I get asked a lot how I learned to take good pictures. To be entirely honest, I’ve had a lot of opportunities to learn photography: I grew up in a house full of cameras (my great grandfather made a living as a photographer during the Great Depression) my dad is an avid photographer and I studied photography at the university level. Weirdly though, none of those advantages taught me as much about taking good pictures as one unexpected thing: Taking thousands of bad pictures.
The art of photography is not about being able to imitate or outright copy the works of great photographers. It’s about developing your own style.
When I was studying photography, I wanted nothing more than to be able to take Yousuf Karsh style portraits. I did everything I could to mimic his style.
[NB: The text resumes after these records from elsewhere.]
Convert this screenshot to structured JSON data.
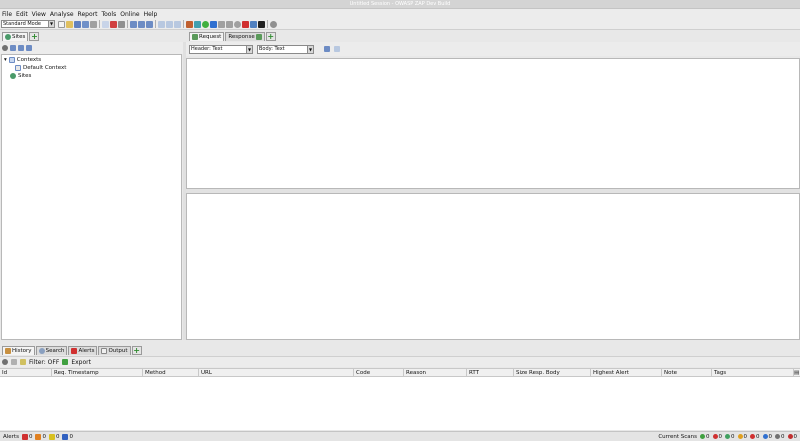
{
  "window": {
    "title": "Untitled Session - OWASP ZAP Dev Build"
  },
  "menu": [
    "File",
    "Edit",
    "View",
    "Analyse",
    "Report",
    "Tools",
    "Online",
    "Help"
  ],
  "toolbar": {
    "mode": "Standard Mode"
  },
  "sites_tabs": {
    "sites_label": "Sites"
  },
  "tree": {
    "contexts": "Contexts",
    "default_context": "Default Context",
    "sites": "Sites"
  },
  "workspace_tabs": {
    "request": "Request",
    "response": "Response"
  },
  "request_view": {
    "header_format": "Header: Text",
    "body_format": "Body: Text"
  },
  "bottom_tabs": {
    "history": "History",
    "search": "Search",
    "alerts": "Alerts",
    "output": "Output"
  },
  "history_toolbar": {
    "filter": "Filter: OFF",
    "export": "Export"
  },
  "history_columns": [
    "Id",
    "Req. Timestamp",
    "Method",
    "URL",
    "Code",
    "Reason",
    "RTT",
    "Size Resp. Body",
    "Highest Alert",
    "Note",
    "Tags"
  ],
  "status": {
    "alerts_label": "Alerts",
    "alert_counts": [
      "0",
      "0",
      "0",
      "0"
    ],
    "current_scans_label": "Current Scans",
    "scan_counts": [
      "0",
      "0",
      "0",
      "0",
      "0",
      "0",
      "0",
      "0"
    ]
  },
  "colors": {
    "accent_green": "#2e8b2e",
    "flag_red": "#d03030",
    "flag_orange": "#e08020",
    "flag_yellow": "#d8c020",
    "flag_blue": "#3060c0"
  }
}
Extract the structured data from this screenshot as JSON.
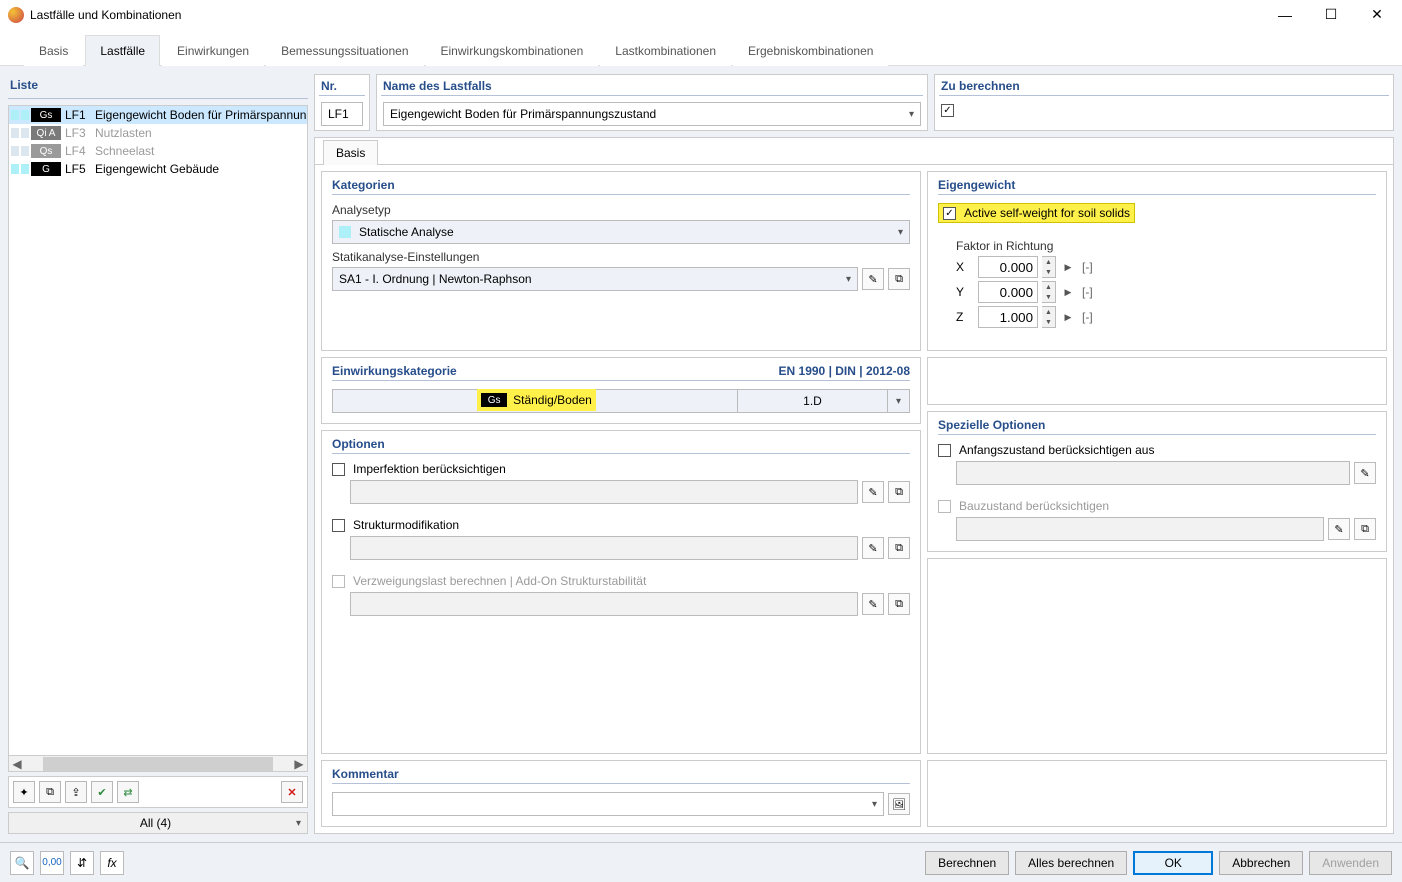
{
  "window": {
    "title": "Lastfälle und Kombinationen"
  },
  "winbuttons": {
    "min": "—",
    "max": "☐",
    "close": "✕"
  },
  "tabs": [
    "Basis",
    "Lastfälle",
    "Einwirkungen",
    "Bemessungssituationen",
    "Einwirkungskombinationen",
    "Lastkombinationen",
    "Ergebniskombinationen"
  ],
  "activeTab": 1,
  "list": {
    "title": "Liste",
    "rows": [
      {
        "tag": "Gs",
        "lf": "LF1",
        "text": "Eigengewicht Boden für Primärspannun",
        "selected": true,
        "disabled": false,
        "tagclass": "gs",
        "sw": "c1"
      },
      {
        "tag": "Qi A",
        "lf": "LF3",
        "text": "Nutzlasten",
        "selected": false,
        "disabled": true,
        "tagclass": "qia",
        "sw": "c2"
      },
      {
        "tag": "Qs",
        "lf": "LF4",
        "text": "Schneelast",
        "selected": false,
        "disabled": true,
        "tagclass": "qs",
        "sw": "c3"
      },
      {
        "tag": "G",
        "lf": "LF5",
        "text": "Eigengewicht Gebäude",
        "selected": false,
        "disabled": false,
        "tagclass": "g",
        "sw": "c1"
      }
    ],
    "filter": "All (4)"
  },
  "top": {
    "nr_label": "Nr.",
    "nr_value": "LF1",
    "name_label": "Name des Lastfalls",
    "name_value": "Eigengewicht Boden für Primärspannungszustand",
    "calc_label": "Zu berechnen"
  },
  "innertab": "Basis",
  "kategorien": {
    "title": "Kategorien",
    "analysetyp_label": "Analysetyp",
    "analysetyp_value": "Statische Analyse",
    "statik_label": "Statikanalyse-Einstellungen",
    "statik_value": "SA1 - I. Ordnung | Newton-Raphson"
  },
  "einwkat": {
    "title": "Einwirkungskategorie",
    "standard": "EN 1990 | DIN | 2012-08",
    "tag": "Gs",
    "text": "Ständig/Boden",
    "code": "1.D"
  },
  "optionen": {
    "title": "Optionen",
    "imperf": "Imperfektion berücksichtigen",
    "struct": "Strukturmodifikation",
    "verzw": "Verzweigungslast berechnen | Add-On Strukturstabilität"
  },
  "eigengewicht": {
    "title": "Eigengewicht",
    "active": "Active self-weight for soil solids",
    "faktor_label": "Faktor in Richtung",
    "rows": [
      {
        "axis": "X",
        "val": "0.000",
        "unit": "[-]"
      },
      {
        "axis": "Y",
        "val": "0.000",
        "unit": "[-]"
      },
      {
        "axis": "Z",
        "val": "1.000",
        "unit": "[-]"
      }
    ]
  },
  "spezielle": {
    "title": "Spezielle Optionen",
    "anfang": "Anfangszustand berücksichtigen aus",
    "bau": "Bauzustand berücksichtigen"
  },
  "kommentar": {
    "title": "Kommentar"
  },
  "footer": {
    "berechnen": "Berechnen",
    "alles": "Alles berechnen",
    "ok": "OK",
    "abbrechen": "Abbrechen",
    "anwenden": "Anwenden"
  },
  "icons": {
    "new": "✦",
    "copy": "⧉",
    "import": "⇪",
    "check": "✔",
    "link": "⇄",
    "delete": "✕",
    "pick1": "✎",
    "pick2": "⧉",
    "search": "🔍",
    "num": "0,00",
    "unit": "⇵",
    "fx": "fx",
    "img": "🖼"
  }
}
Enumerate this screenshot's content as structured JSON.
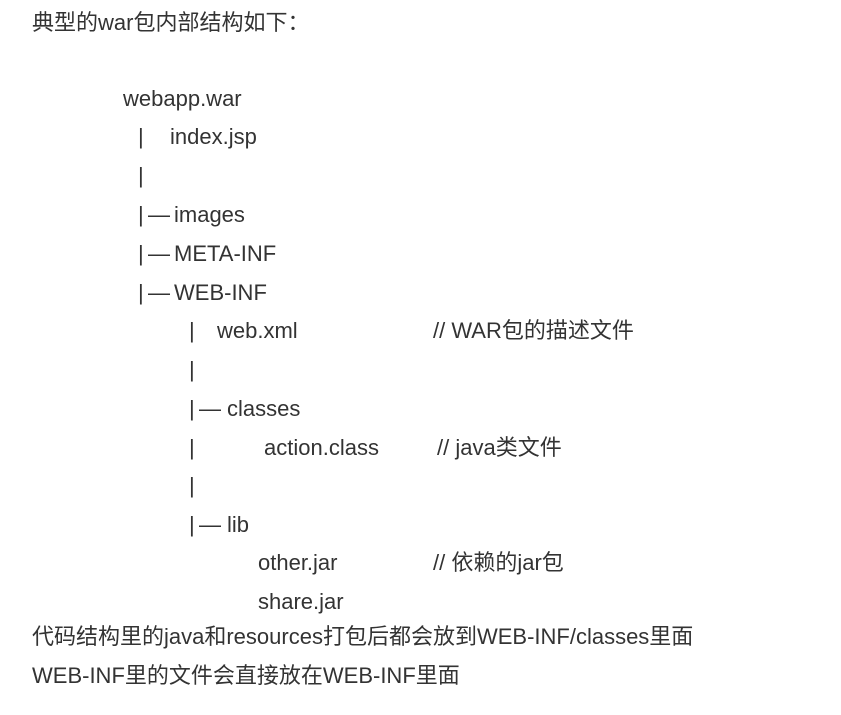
{
  "intro": "典型的war包内部结构如下：",
  "tree": {
    "root": "webapp.war",
    "pipe": "|",
    "dash": "—",
    "index_jsp": "index.jsp",
    "images": "images",
    "meta_inf": "META-INF",
    "web_inf": "WEB-INF",
    "web_xml": "web.xml",
    "web_xml_comment": "// WAR包的描述文件",
    "classes": "classes",
    "action_class": "action.class",
    "action_class_comment": "// java类文件",
    "lib": "lib",
    "other_jar": "other.jar",
    "other_jar_comment": "// 依赖的jar包",
    "share_jar": "share.jar"
  },
  "para1": "代码结构里的java和resources打包后都会放到WEB-INF/classes里面",
  "para2": "WEB-INF里的文件会直接放在WEB-INF里面"
}
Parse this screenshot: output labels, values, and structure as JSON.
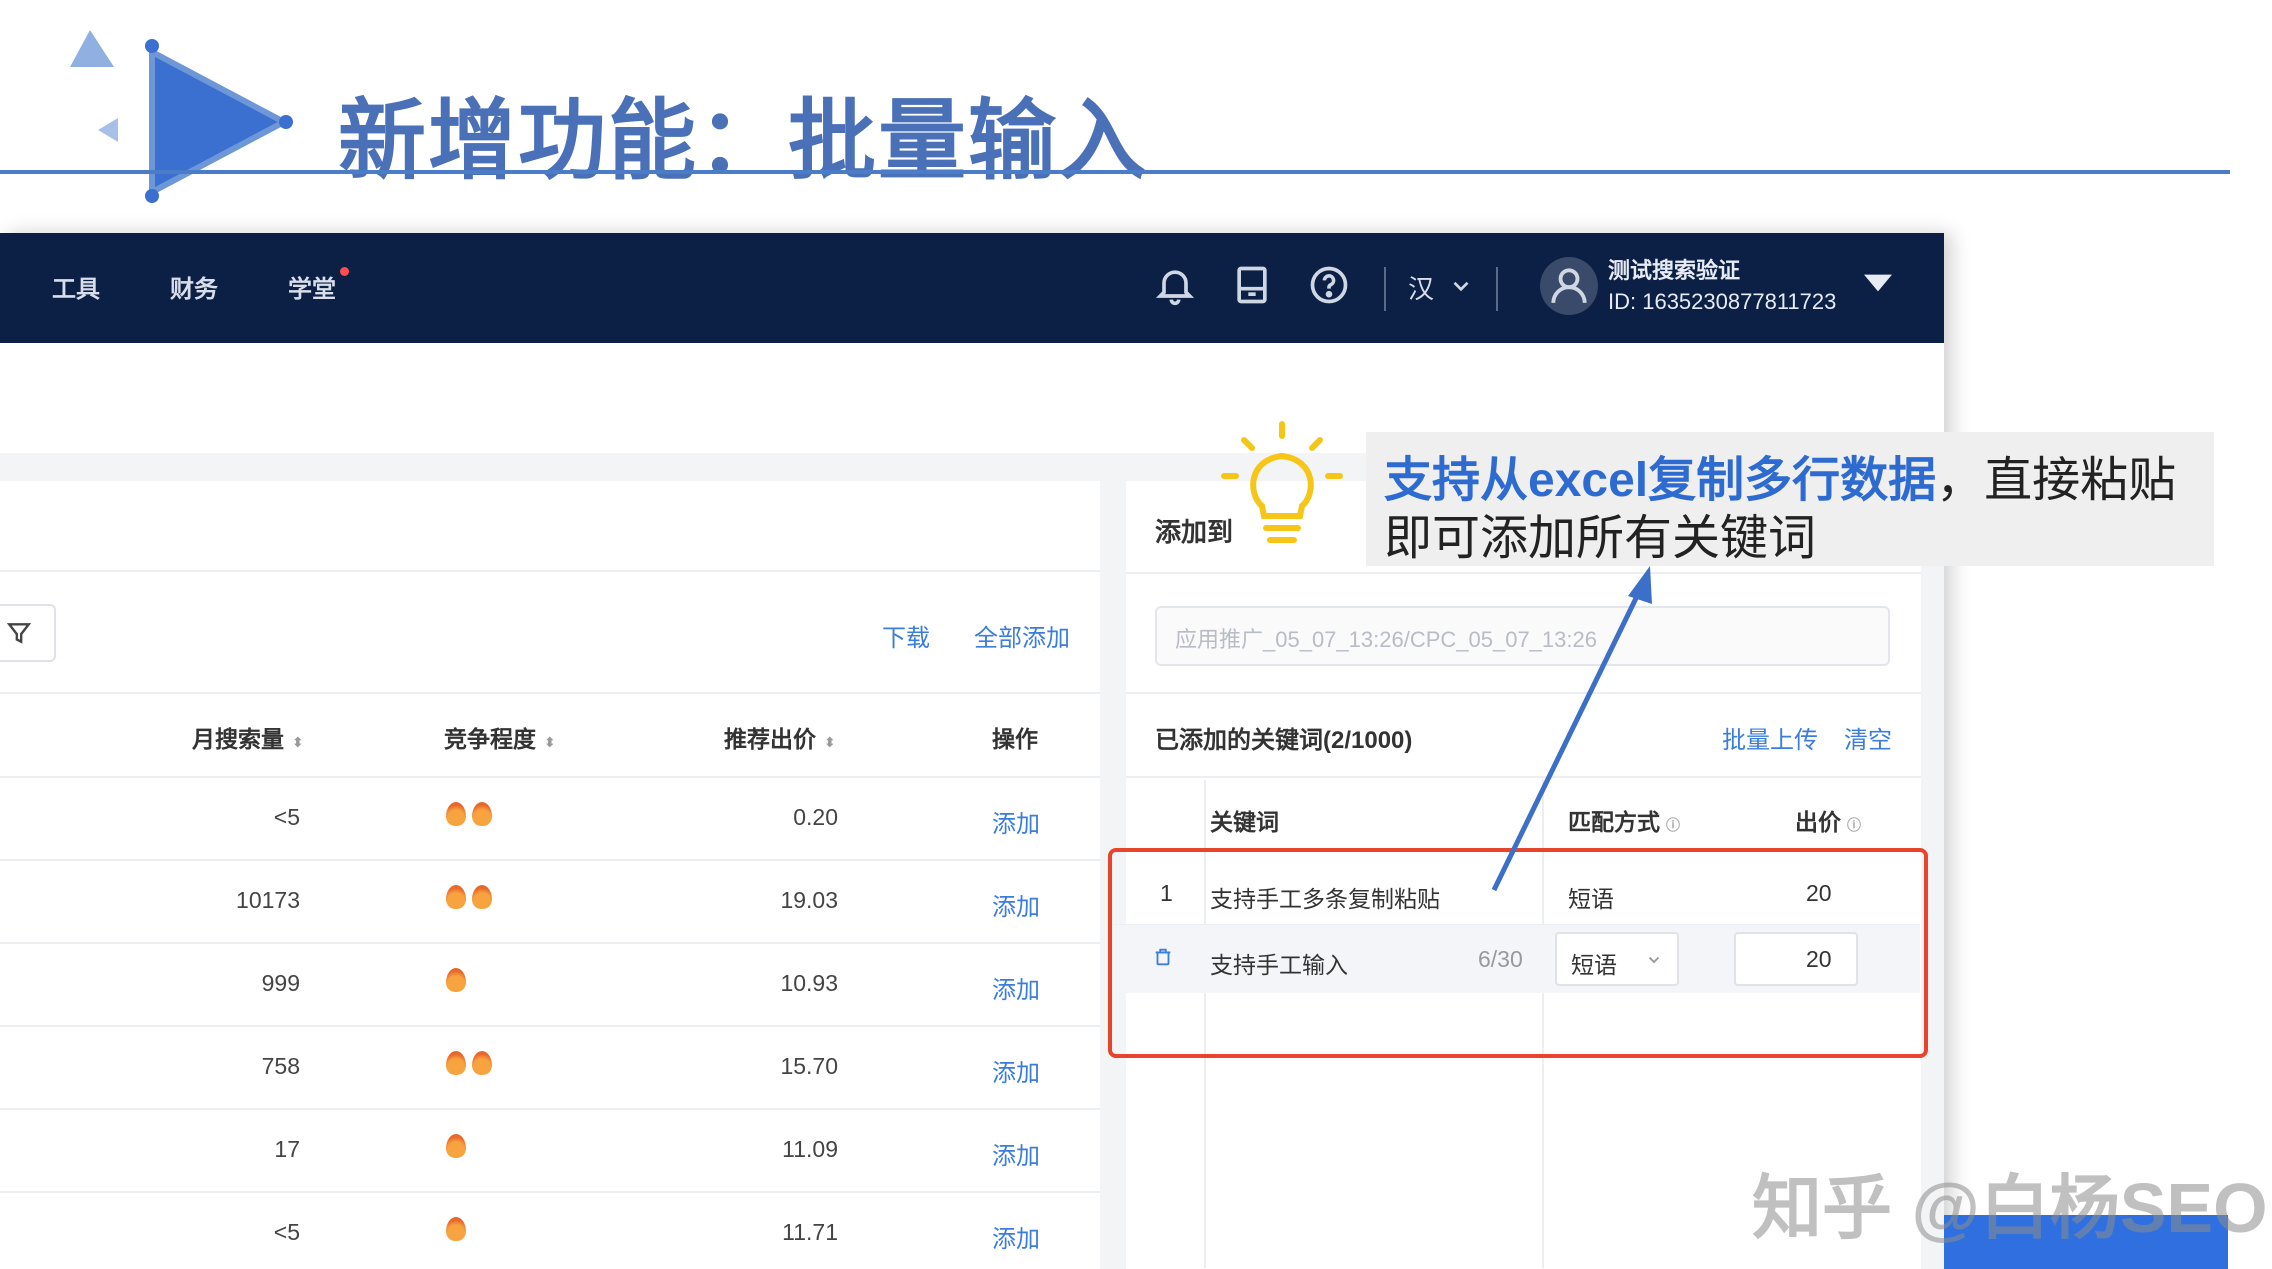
{
  "slide": {
    "title": "新增功能：批量输入"
  },
  "topbar": {
    "nav": [
      {
        "label": "工具"
      },
      {
        "label": "财务"
      },
      {
        "label": "学堂"
      }
    ],
    "lang": "汉",
    "account_name": "测试搜索验证",
    "account_id": "ID: 1635230877811723"
  },
  "left_panel": {
    "download_link": "下载",
    "add_all_link": "全部添加",
    "columns": [
      {
        "label": "月搜索量",
        "sortable": true
      },
      {
        "label": "竞争程度",
        "sortable": true
      },
      {
        "label": "推荐出价",
        "sortable": true
      },
      {
        "label": "操作",
        "sortable": false
      }
    ],
    "rows": [
      {
        "volume": "<5",
        "competition": 2,
        "bid": "0.20",
        "action": "添加"
      },
      {
        "volume": "10173",
        "competition": 2,
        "bid": "19.03",
        "action": "添加"
      },
      {
        "volume": "999",
        "competition": 1,
        "bid": "10.93",
        "action": "添加"
      },
      {
        "volume": "758",
        "competition": 2,
        "bid": "15.70",
        "action": "添加"
      },
      {
        "volume": "17",
        "competition": 1,
        "bid": "11.09",
        "action": "添加"
      },
      {
        "volume": "<5",
        "competition": 1,
        "bid": "11.71",
        "action": "添加"
      }
    ]
  },
  "right_panel": {
    "title": "添加到",
    "input_placeholder": "应用推广_05_07_13:26/CPC_05_07_13:26",
    "added_label": "已添加的关键词(2/1000)",
    "bulk_upload": "批量上传",
    "clear": "清空",
    "headers": {
      "keyword": "关键词",
      "match": "匹配方式",
      "bid": "出价"
    },
    "keywords": [
      {
        "index": "1",
        "keyword": "支持手工多条复制粘贴",
        "match": "短语",
        "bid": "20"
      },
      {
        "index": "",
        "keyword": "支持手工输入",
        "counter": "6/30",
        "match": "短语",
        "bid": "20"
      }
    ]
  },
  "callout": {
    "highlight": "支持从excel复制多行数据",
    "rest_line1": "，直接粘贴",
    "line2": "即可添加所有关键词"
  },
  "watermark": "知乎 @白杨SEO",
  "colors": {
    "title_blue": "#4a70b8",
    "navbar": "#0c1f45",
    "link_blue": "#3b7ddd",
    "highlight_blue": "#2e6bd0",
    "frame_red": "#e8442c",
    "bulb_yellow": "#f5c518"
  }
}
I copied his famous poses, analysed his lighting setups, and roped my friends into posing in my makeshift studio. In the end, I did manage to take some Karsh-like pictures but they’re not the ones I ended up keeping.
There was something too artificial about them. They didn’t feel like they were my pictures. My favourite shots from the series were the ones that didn’t quite work out. The shots in between the poses where the model was relaxed. I found my style in the less-than-perfect pictures.
You’ll get quite a few happy accidents that come from trying something out and getting results that you definitely weren’t expecting. I can’t even begin to count the number of times I’ve found myself looking at a mistake and wondering how I could use what I had found to good effect. You can find entire new techniques from shots that weren’t what you wanted in the first place.
You can learn at lot more about technique and composition by trying to figure out why certain shots didn’t work than you can by trying to copy shots that did. Looking critically at a less than perfect shot, especially with the help of a more experienced photographer, can give you a lot of insight into how to accomplish what you were trying to do.
Taking a photography course will give you a foundation on which to build your own skills. The best instructors will teach you all of the techniques you need to know to get out and start taking better pictures. Take what you learn and mess with it. Try new angles. Move the lights around. Shoot at different times of day. If it doesn’t work then all you’ve lost is the time it took to take that one picture.
Digital photography gives us an incredible advantage over film. We’re not limited to 24 shots per roll and we can see the results without having to spend time developing the film. You can take hundreds of bad shots without it costing you anything. Play around with your camera settings. Try things that shouldn’t make sense and see what happens. If the shots are terrible, take the time to figure out why they didn’t work. If you get happy accidents, remember what you did that worked.
Technique alone does not make for great photography and “safe shots” that follow all of the rules of photography are boring. You need to develop a style to be able to take truly remarkable pictures. Style is something you learn on your own. It is something that comes from learning the rules and then starting to creatively break them. The best way I know to do this is to start by taking bad pictures.